The answer had been unequivocal for me.
“Yes, I did,” I assured her. “You won’t have any problems. Calogero will probably bring you lentils and garbanzo beans all year.”
She laughed and wiped down the sink and countertop, wiping away dust or problems no one could see but her. I hoped she was also wiping away any doubt about how I felt about her and the place she called home. Soon afterward she dressed in her formal widow blacks, sprayed her hair in case the wind picked up, and left for Mass.
While Nonna was at church, I peeled Zoela away from her iPad and told her a boiling cauldron was waiting for us. It was time to make the sauce. We closed the front door and followed the scent of burning wood and velvety plum tomatoes.

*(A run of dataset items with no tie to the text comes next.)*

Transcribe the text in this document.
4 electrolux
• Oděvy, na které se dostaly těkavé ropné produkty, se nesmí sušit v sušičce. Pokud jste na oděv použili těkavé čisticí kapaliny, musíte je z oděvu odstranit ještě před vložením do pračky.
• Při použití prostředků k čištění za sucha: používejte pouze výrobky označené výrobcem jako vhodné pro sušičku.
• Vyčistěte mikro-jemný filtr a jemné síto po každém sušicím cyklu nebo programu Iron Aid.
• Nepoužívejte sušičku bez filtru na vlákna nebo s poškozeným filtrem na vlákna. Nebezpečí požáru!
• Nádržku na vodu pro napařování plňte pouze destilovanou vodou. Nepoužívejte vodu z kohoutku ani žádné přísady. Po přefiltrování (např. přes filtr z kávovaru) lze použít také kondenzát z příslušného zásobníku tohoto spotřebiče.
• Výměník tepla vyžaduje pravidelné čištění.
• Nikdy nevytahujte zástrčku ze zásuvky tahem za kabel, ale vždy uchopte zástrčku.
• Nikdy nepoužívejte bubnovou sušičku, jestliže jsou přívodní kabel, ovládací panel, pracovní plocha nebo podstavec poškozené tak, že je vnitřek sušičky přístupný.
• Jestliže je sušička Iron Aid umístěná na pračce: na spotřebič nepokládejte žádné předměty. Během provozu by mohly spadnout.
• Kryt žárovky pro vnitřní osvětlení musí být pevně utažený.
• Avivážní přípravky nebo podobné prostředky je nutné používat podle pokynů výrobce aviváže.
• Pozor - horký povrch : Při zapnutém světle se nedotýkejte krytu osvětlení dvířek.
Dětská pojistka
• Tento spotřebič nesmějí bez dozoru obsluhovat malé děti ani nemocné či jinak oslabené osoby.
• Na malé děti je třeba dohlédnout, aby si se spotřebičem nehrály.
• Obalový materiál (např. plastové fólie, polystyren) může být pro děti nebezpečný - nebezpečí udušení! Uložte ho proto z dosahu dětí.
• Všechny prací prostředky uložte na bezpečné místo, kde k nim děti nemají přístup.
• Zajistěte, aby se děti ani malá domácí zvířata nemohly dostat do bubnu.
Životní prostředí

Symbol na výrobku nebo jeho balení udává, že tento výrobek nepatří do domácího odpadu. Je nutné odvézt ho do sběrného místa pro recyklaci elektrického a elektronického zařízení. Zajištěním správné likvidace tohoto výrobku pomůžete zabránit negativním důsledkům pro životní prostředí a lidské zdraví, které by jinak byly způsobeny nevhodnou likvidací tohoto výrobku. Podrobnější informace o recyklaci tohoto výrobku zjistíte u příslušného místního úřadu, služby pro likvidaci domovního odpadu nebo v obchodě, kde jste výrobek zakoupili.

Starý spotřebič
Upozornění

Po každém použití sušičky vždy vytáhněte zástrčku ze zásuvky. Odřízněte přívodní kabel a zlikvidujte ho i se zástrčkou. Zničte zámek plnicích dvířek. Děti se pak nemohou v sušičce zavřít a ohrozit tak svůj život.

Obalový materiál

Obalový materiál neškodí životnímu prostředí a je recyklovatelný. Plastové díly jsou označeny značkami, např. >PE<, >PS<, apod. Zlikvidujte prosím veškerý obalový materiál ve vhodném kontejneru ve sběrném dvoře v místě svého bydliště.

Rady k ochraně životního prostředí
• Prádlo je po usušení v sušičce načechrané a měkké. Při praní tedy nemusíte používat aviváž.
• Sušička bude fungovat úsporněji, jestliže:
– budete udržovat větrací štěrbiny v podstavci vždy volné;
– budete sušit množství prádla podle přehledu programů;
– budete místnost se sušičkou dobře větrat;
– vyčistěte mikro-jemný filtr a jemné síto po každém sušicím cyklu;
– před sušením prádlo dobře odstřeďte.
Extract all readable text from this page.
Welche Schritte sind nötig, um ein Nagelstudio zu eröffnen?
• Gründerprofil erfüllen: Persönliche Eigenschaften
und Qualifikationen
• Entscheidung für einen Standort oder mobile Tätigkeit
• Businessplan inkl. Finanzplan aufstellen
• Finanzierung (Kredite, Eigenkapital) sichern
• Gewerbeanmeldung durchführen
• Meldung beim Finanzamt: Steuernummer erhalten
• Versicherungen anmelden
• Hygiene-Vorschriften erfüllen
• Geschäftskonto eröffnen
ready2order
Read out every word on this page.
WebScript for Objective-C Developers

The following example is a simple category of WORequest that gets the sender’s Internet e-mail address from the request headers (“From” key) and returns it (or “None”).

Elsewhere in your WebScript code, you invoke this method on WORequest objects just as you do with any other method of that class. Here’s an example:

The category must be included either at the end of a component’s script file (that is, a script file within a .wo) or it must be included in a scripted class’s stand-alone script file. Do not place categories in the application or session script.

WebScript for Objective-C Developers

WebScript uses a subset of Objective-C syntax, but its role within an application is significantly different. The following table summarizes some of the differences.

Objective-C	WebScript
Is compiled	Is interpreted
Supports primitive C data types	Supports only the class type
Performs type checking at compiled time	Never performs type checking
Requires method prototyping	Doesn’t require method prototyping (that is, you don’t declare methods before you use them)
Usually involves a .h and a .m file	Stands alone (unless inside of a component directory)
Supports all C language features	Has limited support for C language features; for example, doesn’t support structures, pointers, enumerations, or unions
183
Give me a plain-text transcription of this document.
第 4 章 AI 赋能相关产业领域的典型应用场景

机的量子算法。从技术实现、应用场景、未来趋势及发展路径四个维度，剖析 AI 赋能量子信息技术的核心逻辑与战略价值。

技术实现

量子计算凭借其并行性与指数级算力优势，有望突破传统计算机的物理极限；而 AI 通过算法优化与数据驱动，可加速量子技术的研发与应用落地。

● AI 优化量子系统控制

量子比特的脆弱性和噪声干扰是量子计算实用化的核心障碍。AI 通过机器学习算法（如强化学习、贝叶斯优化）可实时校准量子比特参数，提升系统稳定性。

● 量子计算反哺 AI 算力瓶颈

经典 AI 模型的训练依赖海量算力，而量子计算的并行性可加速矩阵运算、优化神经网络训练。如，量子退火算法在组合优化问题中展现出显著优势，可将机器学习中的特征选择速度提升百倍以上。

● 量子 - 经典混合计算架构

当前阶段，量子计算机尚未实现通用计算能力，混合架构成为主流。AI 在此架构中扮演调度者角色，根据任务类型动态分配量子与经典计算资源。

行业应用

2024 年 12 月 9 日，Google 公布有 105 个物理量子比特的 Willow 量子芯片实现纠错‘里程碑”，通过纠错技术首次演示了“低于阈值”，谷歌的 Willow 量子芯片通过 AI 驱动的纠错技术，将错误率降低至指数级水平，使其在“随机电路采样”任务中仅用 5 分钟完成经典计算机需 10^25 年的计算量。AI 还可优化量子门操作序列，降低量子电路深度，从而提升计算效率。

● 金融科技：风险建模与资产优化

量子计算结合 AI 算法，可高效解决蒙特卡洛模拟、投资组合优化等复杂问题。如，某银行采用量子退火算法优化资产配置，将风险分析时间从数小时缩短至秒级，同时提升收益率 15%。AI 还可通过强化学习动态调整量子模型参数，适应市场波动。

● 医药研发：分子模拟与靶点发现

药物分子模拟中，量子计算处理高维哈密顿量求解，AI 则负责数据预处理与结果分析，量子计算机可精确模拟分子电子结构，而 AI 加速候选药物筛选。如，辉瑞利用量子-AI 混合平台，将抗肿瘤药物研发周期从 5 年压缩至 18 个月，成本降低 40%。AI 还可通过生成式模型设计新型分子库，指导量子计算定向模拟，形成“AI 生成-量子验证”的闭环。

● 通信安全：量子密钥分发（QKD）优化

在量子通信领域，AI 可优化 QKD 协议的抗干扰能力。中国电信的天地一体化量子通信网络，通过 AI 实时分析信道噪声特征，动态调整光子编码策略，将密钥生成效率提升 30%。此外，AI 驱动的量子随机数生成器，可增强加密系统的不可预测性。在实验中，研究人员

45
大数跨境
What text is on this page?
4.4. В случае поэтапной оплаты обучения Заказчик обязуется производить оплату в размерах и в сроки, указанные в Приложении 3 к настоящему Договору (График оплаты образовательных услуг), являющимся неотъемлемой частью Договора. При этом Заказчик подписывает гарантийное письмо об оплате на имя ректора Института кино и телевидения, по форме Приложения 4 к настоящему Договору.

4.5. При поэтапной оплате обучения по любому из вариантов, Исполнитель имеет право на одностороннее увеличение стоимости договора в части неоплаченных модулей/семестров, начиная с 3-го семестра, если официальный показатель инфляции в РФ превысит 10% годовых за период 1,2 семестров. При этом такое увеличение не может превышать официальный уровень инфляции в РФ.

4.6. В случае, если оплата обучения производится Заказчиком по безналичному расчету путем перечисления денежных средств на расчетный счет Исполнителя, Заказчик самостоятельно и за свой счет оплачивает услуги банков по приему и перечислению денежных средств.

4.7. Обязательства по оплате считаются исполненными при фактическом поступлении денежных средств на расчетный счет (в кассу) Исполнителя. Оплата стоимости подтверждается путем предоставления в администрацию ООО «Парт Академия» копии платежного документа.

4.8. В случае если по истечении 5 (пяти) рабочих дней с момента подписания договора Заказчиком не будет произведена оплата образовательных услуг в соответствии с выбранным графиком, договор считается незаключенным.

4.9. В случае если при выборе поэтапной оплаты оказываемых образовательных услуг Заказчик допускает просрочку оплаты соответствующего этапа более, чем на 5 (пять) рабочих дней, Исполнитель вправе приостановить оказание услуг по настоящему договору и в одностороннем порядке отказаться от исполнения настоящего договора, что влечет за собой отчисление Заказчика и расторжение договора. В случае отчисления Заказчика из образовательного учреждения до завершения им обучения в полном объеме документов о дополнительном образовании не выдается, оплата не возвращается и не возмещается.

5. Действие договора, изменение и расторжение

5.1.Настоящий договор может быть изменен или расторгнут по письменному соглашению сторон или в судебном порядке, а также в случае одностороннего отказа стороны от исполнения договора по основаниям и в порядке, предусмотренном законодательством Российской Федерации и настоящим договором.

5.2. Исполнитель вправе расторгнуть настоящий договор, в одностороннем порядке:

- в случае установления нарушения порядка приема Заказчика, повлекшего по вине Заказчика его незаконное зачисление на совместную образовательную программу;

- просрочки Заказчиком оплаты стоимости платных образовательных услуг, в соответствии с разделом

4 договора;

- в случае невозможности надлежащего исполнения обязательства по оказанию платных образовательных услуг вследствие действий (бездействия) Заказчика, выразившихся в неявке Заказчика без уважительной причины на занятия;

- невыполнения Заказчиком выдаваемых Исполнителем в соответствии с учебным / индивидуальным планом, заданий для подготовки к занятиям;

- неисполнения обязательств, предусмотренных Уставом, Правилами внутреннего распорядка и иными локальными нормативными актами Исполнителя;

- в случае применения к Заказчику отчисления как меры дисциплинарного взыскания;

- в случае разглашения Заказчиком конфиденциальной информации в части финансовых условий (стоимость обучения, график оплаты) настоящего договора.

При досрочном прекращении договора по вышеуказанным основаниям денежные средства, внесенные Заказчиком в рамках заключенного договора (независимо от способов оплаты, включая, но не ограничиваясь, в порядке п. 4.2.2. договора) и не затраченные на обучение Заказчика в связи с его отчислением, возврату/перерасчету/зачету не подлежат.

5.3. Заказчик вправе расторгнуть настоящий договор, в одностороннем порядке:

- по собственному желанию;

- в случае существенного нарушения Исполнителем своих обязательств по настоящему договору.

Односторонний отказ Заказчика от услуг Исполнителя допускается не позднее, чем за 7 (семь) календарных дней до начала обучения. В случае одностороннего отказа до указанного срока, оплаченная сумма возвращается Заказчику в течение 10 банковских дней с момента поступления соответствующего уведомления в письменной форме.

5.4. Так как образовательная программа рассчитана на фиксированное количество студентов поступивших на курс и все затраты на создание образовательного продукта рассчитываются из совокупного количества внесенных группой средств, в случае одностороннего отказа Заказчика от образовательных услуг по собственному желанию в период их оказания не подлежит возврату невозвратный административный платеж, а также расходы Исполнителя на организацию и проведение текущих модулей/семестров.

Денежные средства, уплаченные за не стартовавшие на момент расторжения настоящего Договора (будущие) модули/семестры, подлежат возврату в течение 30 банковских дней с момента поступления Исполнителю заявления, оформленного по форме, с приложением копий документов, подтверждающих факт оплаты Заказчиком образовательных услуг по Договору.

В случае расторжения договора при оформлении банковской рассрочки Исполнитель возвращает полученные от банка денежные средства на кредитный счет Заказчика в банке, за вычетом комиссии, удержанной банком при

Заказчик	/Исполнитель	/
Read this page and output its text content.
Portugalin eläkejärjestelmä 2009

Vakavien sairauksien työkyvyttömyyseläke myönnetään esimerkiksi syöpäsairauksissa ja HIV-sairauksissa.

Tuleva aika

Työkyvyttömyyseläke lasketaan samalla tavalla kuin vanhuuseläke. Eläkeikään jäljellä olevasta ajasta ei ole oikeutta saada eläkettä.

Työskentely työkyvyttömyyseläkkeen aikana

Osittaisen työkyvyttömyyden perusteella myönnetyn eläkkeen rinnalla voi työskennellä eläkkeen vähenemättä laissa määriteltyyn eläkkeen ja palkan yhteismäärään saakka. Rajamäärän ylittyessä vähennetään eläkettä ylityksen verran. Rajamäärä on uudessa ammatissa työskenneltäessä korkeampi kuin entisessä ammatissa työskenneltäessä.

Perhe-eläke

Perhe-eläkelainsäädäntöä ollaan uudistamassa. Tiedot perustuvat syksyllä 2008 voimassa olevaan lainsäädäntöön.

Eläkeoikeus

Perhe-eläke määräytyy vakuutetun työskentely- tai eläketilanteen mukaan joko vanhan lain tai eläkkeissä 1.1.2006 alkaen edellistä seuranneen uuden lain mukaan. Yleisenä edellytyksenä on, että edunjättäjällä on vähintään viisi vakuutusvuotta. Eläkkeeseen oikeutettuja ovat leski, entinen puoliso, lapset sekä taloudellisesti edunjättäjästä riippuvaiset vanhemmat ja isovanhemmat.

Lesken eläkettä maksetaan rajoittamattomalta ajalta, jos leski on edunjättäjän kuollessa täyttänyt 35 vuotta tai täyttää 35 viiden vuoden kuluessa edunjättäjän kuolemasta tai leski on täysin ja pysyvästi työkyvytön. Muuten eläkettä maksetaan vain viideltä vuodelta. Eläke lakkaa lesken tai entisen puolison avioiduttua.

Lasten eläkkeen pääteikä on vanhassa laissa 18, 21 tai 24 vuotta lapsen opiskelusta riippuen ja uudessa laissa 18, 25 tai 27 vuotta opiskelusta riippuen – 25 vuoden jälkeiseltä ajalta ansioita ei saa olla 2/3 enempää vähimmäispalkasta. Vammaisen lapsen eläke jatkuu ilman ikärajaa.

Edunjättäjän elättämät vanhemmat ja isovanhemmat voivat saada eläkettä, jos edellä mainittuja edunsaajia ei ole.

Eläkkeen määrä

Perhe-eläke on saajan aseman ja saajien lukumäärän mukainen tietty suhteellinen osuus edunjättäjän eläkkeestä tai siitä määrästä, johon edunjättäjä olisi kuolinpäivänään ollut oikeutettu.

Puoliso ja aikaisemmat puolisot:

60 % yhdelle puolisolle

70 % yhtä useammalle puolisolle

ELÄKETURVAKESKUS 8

When we stepped into the cellar, we found all the members of the Lupo family in full swing. One duo supervised the washing, another duo added onion and coarse sea salt from the flats of Trapani. There was a milling station where boiled tomatoes were put through metal sieves to separate the pulp from the seeds and skin. It was there that the tomatoes were reduced to a puree. The smell of smoke that permeated the town was almost ethereal up close. In a second room, the oldest member of the Lupo family, Pina, stirred a second cauldron exclusively for the puree. She used a wooden spoon the length of her body, toe to breast. Her job was to constantly stir the sauce in a gentle motion so as not to let it stick to the bottom. Nearby, the oldest men scooped out small pots of the sauce and took them to the bottling station. Then Maria Pia filled each bottle, capping it with a bottle cap. Lastly, there was an area of the cellar where hundred-year-old straw cesti, large baskets, rested on the floor. They were the kind once carried by mules. Full bottles were put into the baskets and wrapped in blankets to cool.
Zoela and I looked at the ancient, efficient, precisely timed and rhythmic operation with no idea where to jump in. For a moment, I accepted that our role might be to stand and watch at the periphery, outsiders looking in. I worried that all my buildup to Zoela about making the sauce had been a letdown. I knew she would be bored in about five minutes if all she could do was stand around a hot cellar and watch other people work. But then she spoke.
“Posso aiutare?—Can I help?” The room lit up in surprise and enthusiasm for the little voice asking to join in.
“Certo—Of course” was the response that came back in unison. “Get her an apron,” someone urged.
“Voglio mescolare—I want to stir.” Zoela was pointing to the first cauldron over a bright orange-and-red wood flame. The wooden spoon was taller than she was. “I can do that.”